To ten przypadek, w którym policyjny pościg za przestępcą mógł zakończyć się śmiercią policjantów i niewinnych ludzi, którym zdarzyło się wieczorem jechać autostradą A2 w okolicach Zgierza. W każdym razie pościg policji z pewnością podwajał zagrożenie związane z nieodpowiedzialną jazdą kierowcy jadącego autostradą pod prąd.

Kadr z filmu nagranego kamerką z auta jadącego po A2. Z przeciwka najpierw nadjechało pod prąd BMW, a następnie radiowóz policyjny
Kadr z filmu nagranego kamerką z auta jadącego po A2. Z przeciwka najpierw nadjechało pod prąd BMW, a następnie radiowóz policyjnyŹródło: Shutterstock / Andranik Hakobyan/StopCham
  • Nieprawdopodobne rzeczy działy się w styczniowy wieczór na autostradzie A2 w okolicy Łodzi
  • Za uciekającym pod prąd kierowcą BMW podążał policyjny radiowóz – również pod prąd

Jak widać na nagraniu z kamerki pokładowej auta, zamieszczonym na kanale Stop Cham na YouTube, właściciel kamerki sam nie jechał do końca jedzie zgodnie z przepisami.
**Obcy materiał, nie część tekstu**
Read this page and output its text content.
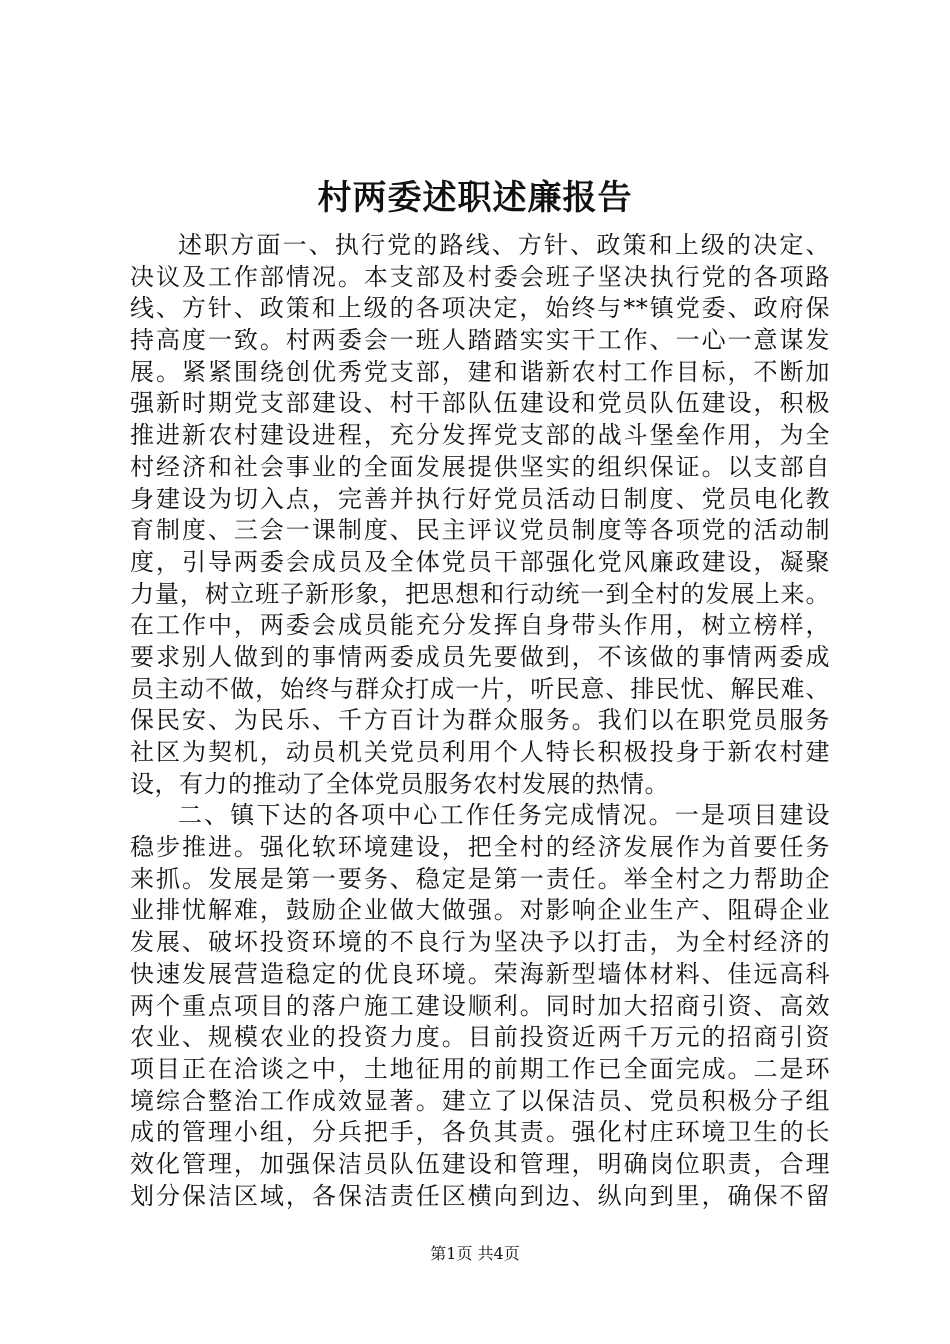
村两委述职述廉报告
述职方面一、执行党的路线、方针、政策和上级的决定、
决议及工作部情况。本支部及村委会班子坚决执行党的各项路
线、方针、政策和上级的各项决定，始终与**镇党委、政府保
持高度一致。村两委会一班人踏踏实实干工作、一心一意谋发
展。紧紧围绕创优秀党支部，建和谐新农村工作目标，不断加
强新时期党支部建设、村干部队伍建设和党员队伍建设，积极
推进新农村建设进程，充分发挥党支部的战斗堡垒作用，为全
村经济和社会事业的全面发展提供坚实的组织保证。以支部自
身建设为切入点，完善并执行好党员活动日制度、党员电化教
育制度、三会一课制度、民主评议党员制度等各项党的活动制
度，引导两委会成员及全体党员干部强化党风廉政建设，凝聚
力量，树立班子新形象，把思想和行动统一到全村的发展上来。
在工作中，两委会成员能充分发挥自身带头作用，树立榜样，
要求别人做到的事情两委成员先要做到，不该做的事情两委成
员主动不做，始终与群众打成一片，听民意、排民忧、解民难、
保民安、为民乐、千方百计为群众服务。我们以在职党员服务
社区为契机，动员机关党员利用个人特长积极投身于新农村建
设，有力的推动了全体党员服务农村发展的热情。
二、镇下达的各项中心工作任务完成情况。一是项目建设
稳步推进。强化软环境建设，把全村的经济发展作为首要任务
来抓。发展是第一要务、稳定是第一责任。举全村之力帮助企
业排忧解难，鼓励企业做大做强。对影响企业生产、阻碍企业
发展、破坏投资环境的不良行为坚决予以打击，为全村经济的
快速发展营造稳定的优良环境。荣海新型墙体材料、佳远高科
两个重点项目的落户施工建设顺利。同时加大招商引资、高效
农业、规模农业的投资力度。目前投资近两千万元的招商引资
项目正在洽谈之中，土地征用的前期工作已全面完成。二是环
境综合整治工作成效显著。建立了以保洁员、党员积极分子组
成的管理小组，分兵把手，各负其责。强化村庄环境卫生的长
效化管理，加强保洁员队伍建设和管理，明确岗位职责，合理
划分保洁区域，各保洁责任区横向到边、纵向到里，确保不留
第1页 共4页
Jechał... jak typowy polski kierowca, nieznacznie przekraczał prędkość, niepotrzebnie z dużym wyprzedzeniem, zbliżając się do wolniej jadącego samochodu, zajął lewy pas. Drobiazgi. To mogło się dla niego jednak bardzo źle skończyć – oto bowiem z naprzeciwka zbliżał się z dużą prędkością samochód jadący pod prąd. W sytuacji, gdy różnica prędkości pomiędzy pojazdami wynosi 300 km na godz. lub więcej, wystarczy chwila rozproszenia albo zastanowienia – co się do diabla dzieje – i dochodzi do śmiertelnego wypadku.

Kierowca był jednak wystarczająco czujny – na filmie widać, jak w porę ucieka na prawy pas, ratując życie. Wyprzedza inny pojazd i przez chwilę pozostaje na lewym pasie. Po chwili – o zgrozo – pod prąd pędzi z naprzeciwka kolejny samochód. To policyjny radiowóz.

Pościg pod prąd na autostradzie. To norma?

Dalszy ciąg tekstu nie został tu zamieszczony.